“There you are, Hanice.” Corey and Emilee had found the man they were looking for mending the corner post of his goat pen.


“We wanted to check on you after all that stuff back at Dannon Hall.”


“Yeah?” Hanice leaned on the shovel he was holding. “I guess that’s nice of you.”


“Looked like one of the guards was getting the hurting end of your fists.” Corey shrugged.


“Maybe… Look, what do you want? I’m sure this has less to do with the other night and more to do with something else.”

Hanice tilted his head a little as if doing so would let him see what they were thinking.


“Oh,” Corey replied, “it has everything to do with the other night. We were taking note of who was there and who did what.”


“Figures.” Hanice spat on the ground. “I’ve told a few people to keep their eye on you. I see you going ‘round to all the houses cleaning stoves and chimneys and all that, but I had you marked as one of Trendon’s spies.”


Emilee laughed out loud. “Wow! Hanice, just… You could hardly be more wrong about that.”


Hanice looked at Emilee, and she could tell he was revisiting his conclusions. A smile crossed his face and his eyebrows raised a little.


“Oh… Is that how it is?”


“It’s hard to know who to trust, but you’ve lived in Bitter Springs your whole life, and seeing how you stood up for the town and all…” Corey shrugged. “We need to get better organized, and we have some important things to do.”

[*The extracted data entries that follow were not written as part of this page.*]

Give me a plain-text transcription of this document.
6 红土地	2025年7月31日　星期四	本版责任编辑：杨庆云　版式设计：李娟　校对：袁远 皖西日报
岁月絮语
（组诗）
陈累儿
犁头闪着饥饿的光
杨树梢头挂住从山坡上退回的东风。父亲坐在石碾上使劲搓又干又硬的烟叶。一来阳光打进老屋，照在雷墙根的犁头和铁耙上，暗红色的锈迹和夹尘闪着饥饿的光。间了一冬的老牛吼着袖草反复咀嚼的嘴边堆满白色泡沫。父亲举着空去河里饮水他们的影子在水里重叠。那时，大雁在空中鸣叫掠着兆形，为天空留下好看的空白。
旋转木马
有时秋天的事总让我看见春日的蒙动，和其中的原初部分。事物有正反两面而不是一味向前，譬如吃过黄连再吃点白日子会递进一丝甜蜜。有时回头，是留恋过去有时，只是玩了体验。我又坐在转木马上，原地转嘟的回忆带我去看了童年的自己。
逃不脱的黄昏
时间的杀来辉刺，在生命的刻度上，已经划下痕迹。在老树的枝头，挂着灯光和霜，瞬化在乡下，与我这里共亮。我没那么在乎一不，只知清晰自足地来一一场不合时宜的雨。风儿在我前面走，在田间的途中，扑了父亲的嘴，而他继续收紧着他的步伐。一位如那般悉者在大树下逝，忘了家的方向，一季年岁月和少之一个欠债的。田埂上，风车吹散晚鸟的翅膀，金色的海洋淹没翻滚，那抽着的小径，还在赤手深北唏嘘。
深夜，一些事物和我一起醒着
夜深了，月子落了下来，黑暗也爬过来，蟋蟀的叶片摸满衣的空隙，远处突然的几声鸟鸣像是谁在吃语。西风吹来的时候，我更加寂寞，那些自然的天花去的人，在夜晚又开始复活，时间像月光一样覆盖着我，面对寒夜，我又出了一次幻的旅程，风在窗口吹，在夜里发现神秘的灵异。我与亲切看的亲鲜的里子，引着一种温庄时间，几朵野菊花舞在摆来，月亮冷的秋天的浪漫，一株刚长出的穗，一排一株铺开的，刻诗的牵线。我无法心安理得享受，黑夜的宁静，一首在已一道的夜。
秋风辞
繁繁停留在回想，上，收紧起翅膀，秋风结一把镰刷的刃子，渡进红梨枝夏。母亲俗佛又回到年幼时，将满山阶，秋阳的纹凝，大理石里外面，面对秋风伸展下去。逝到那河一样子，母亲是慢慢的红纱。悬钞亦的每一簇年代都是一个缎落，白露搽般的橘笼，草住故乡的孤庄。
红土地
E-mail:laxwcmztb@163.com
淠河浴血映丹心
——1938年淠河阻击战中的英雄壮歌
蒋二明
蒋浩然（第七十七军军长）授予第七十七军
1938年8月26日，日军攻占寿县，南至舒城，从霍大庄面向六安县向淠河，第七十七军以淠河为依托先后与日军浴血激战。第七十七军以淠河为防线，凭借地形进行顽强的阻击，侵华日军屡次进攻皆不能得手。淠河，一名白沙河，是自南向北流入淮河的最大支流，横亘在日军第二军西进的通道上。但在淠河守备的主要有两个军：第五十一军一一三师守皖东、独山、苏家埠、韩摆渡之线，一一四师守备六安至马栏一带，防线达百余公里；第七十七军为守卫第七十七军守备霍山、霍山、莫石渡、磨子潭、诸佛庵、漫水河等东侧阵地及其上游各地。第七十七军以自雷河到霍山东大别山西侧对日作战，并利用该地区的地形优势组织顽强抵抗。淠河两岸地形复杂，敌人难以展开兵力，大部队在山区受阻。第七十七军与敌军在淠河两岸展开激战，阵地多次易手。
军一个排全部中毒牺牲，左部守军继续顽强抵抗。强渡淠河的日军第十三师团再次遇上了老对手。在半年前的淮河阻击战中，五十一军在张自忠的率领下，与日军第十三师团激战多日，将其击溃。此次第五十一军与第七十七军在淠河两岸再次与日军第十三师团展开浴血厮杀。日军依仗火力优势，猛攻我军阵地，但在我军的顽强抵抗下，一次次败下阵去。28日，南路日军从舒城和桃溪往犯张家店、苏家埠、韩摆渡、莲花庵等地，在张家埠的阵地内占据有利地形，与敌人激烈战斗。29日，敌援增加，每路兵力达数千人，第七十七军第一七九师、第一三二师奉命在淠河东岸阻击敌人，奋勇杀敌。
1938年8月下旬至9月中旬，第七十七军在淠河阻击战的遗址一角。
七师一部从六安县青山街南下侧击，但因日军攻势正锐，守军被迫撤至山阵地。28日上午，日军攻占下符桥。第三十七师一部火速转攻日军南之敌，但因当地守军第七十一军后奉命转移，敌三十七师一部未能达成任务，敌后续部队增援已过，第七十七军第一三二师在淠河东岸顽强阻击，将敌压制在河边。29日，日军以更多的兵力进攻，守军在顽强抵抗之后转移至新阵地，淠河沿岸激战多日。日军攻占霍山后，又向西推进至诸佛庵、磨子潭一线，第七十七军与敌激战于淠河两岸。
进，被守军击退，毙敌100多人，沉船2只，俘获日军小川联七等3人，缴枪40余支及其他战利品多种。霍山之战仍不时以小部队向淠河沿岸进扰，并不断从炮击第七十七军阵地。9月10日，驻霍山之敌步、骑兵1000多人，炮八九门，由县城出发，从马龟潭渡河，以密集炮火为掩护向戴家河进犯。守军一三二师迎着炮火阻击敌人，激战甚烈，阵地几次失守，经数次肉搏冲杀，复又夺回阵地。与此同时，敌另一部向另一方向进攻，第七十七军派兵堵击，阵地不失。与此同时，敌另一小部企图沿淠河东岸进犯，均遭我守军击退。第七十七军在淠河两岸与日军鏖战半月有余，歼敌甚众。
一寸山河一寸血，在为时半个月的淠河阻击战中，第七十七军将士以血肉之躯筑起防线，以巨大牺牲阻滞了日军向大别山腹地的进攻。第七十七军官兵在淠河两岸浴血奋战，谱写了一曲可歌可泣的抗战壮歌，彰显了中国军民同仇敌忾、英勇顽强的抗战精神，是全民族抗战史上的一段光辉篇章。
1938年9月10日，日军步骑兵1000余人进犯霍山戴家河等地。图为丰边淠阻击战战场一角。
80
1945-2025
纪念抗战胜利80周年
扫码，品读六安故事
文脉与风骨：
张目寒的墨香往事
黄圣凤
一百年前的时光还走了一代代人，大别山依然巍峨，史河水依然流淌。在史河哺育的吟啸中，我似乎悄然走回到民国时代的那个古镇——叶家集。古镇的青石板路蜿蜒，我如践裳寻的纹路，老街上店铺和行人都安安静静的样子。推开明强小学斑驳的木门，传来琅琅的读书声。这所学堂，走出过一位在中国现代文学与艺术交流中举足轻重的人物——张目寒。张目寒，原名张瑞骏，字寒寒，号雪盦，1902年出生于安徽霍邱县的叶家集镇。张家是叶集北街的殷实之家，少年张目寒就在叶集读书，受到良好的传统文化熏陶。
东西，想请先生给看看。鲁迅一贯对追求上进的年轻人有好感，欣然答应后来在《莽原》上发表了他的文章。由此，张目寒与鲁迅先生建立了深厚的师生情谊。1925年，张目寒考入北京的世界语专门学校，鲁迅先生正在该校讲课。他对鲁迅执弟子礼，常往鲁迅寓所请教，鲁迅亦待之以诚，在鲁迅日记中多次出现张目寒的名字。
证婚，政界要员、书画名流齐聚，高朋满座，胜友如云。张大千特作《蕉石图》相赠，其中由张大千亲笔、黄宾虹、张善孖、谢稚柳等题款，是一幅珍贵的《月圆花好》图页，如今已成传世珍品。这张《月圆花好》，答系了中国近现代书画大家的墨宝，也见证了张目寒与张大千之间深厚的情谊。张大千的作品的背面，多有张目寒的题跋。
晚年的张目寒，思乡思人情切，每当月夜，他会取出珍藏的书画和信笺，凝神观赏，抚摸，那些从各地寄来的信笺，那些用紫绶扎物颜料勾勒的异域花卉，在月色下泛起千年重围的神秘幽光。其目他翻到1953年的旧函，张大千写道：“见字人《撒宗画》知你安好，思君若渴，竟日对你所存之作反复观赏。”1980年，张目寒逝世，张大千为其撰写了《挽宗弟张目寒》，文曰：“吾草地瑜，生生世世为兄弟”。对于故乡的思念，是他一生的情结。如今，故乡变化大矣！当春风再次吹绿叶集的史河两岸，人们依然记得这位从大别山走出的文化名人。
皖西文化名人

“You got something needs doing?” Hanice looked between Corey and Emilee. “I might know a few folk up for some doing.”


“Yeah, there’s some doing to be done. Won’t be quick, thought. It’ll take a few days. We’ll meet up at the old Potterson Farm at first light on Three and Five, then head out.” Emilee shrugged. “Whoever lives should be home by Four and One… Four and Two maybe.”


“Whoever lives?” Hanice nodded.


“We don’t need to know who would be with you… it's safer if we only know a few others.”


Hanice cut Corey off. “Yeah, that makes sense.”


Corey nodded. “But can you say how many will stand with you?”


“Be gone a few days? I think I can count on three others, so a total of four. Good men who have had enough, and who are smart enough to get involved in your secrets without letting on and messing things up. When the time comes to stand in the street and fight, I can name two dozen at least who’ll be counted for that.”


“That time will come.” Corey nodded.


“That priest involved?” Hanice looked at Emilee, then back to Corey.


“She is sort of.” Corey looked over his shoulder as if someone might be sneaking up on them. “We asked her to help us learn about things that are going on. She just happened to be here when all that at Dannon Hall happened. She’s not taking orders from us, if that’s what you mean.”


“I don’t think she takes orders from anyone walking around on two legs.” Hanice looked up at the sky in a way to suggest the dwelling place of Johvah, then raised his shirt to show a two inch wound that had closed up and looked very clean. “She touched my side and stopped me from bleeding instantly. The wound just closed right up where the knife had gone in. Never seen anything like that. She’s a priest and a mage, too.”


“I think her order put her through some healing magic training.” Emilee nodded.


“I got to thinking about things after all that.” Hanice shook his head. “If we’d had our way, we would have killed every last one of those Legionnaires, and when word got out, we’d be facing five hundred swords in the hands of soldiers with orders we wouldn’t like.”


“Emilee and I came to the same conclusion last night. Trendon can only push us so far, but we can only push back so far, too.” Corey nodded. “Eliz says closer to the capital, the soldiers line the people up in the morning, feed them a little bread, and put them to work all day, everyday.”


“Young ones, too.” Emilee nodded.


She told Hanice about the plan to make a refuge for young boys and girls. He thought it sounded like a nice thing, but he said he was worried for how they would feed them.


“Eliz said she would be working on that, and that the boys and girls would play a part. I’m only nineteen, myself. I guess I had to start playing a part in earning my meals when I was that age, too.” Emilee shrugged.


“Yeah, I was nineteen, nineteen years ago.” Hanice nodded. “This fight with Falicor has fallen on the shoulders of children and old people.”